Va considerato anche un altro cambiamento, oggetto del decreto di fine 2023. La cooperative compliance nasce come procedura in cui la certificazione del Tcf (tax control framework) era demandata all’agenzia delle Entrate. Di certo ne avrà impegnato massicciamente la struttura. Situazioni già viste con le vecchie procedure di patent box, che portavano alla firma del ruling dopo molto tempo.

È evidente che il cambio di impostazione che nasce dall’esigenza di abbassare le soglie dimensionali dei fruitori (si veda a pagina 13) abbia richiesto una logica differente.

La certificazione

Così si è passati ad un meccanismo che prevede la certificazione da parte del professionista abilitato. In questo modo, con l’obiettivo di passare da poco più di un centinaio di nominativi a qualche migliaio, il compito è sembrato più praticabile invertendo la situazione.

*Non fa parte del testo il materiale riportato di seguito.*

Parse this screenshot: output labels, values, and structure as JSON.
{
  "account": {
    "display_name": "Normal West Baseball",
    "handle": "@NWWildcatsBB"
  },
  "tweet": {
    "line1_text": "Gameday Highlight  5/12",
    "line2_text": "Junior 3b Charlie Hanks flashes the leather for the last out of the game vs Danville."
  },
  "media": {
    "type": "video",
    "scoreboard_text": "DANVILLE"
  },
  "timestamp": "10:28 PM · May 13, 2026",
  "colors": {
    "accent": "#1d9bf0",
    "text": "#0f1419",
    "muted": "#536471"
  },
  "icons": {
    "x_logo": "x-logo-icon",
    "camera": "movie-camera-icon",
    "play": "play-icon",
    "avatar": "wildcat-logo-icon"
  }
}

Ecco, quindi, che è nata la necessità di prevedere requisiti (onorabilità, professionalità, indipendenza) per i soggetti certificatori (si veda a pagina 5), con specifici percorsi di formazione che dovranno essere appositamente previsti. E che comportano una tematica di responsabilità per il professionista che certifica il Tcf (si veda l’articolo sotto).

Le linee guida

Da questo punto di vista, però, si è reso necessario prevedere anche un meccanismo che dia le linee guida di come debba essere compilato un tax control framework (articolo 4, comma 1-quater del Dlgs 128/2015). Pertanto, da un lato vi è l’esigenza di mantenere l’individualità della singola impresa, sulla base delle caratteristiche specifiche proprie e del sua business, nel predisporre la documentazione atta a far comprendere quali possano essere i rischi che corre e quali sono i presidi per fronteggiarli. Dall’altro lato, in un meccanismo in cui vige un sistema per così dire di autocertificazione, non poteva evitarsi di prevedere delle forme ad hoc, come contenuto minimo essenziale di linee guida, a cui i soggetti abilitati potranno e dovranno far riferimento.

Essendo comunque un lavoro di costruzione multidisciplinare e impegnativo, è ipotizzabile che l’impresa sia accompagnata anche da consulenti specializzati per la predisposizione del Tcf. Da questo punto di vista nell’ambito del Dm che prevede i requisiti dei certificatori abilitati è stato previsto che vi sia una netta separazione fra certificatore e advisor.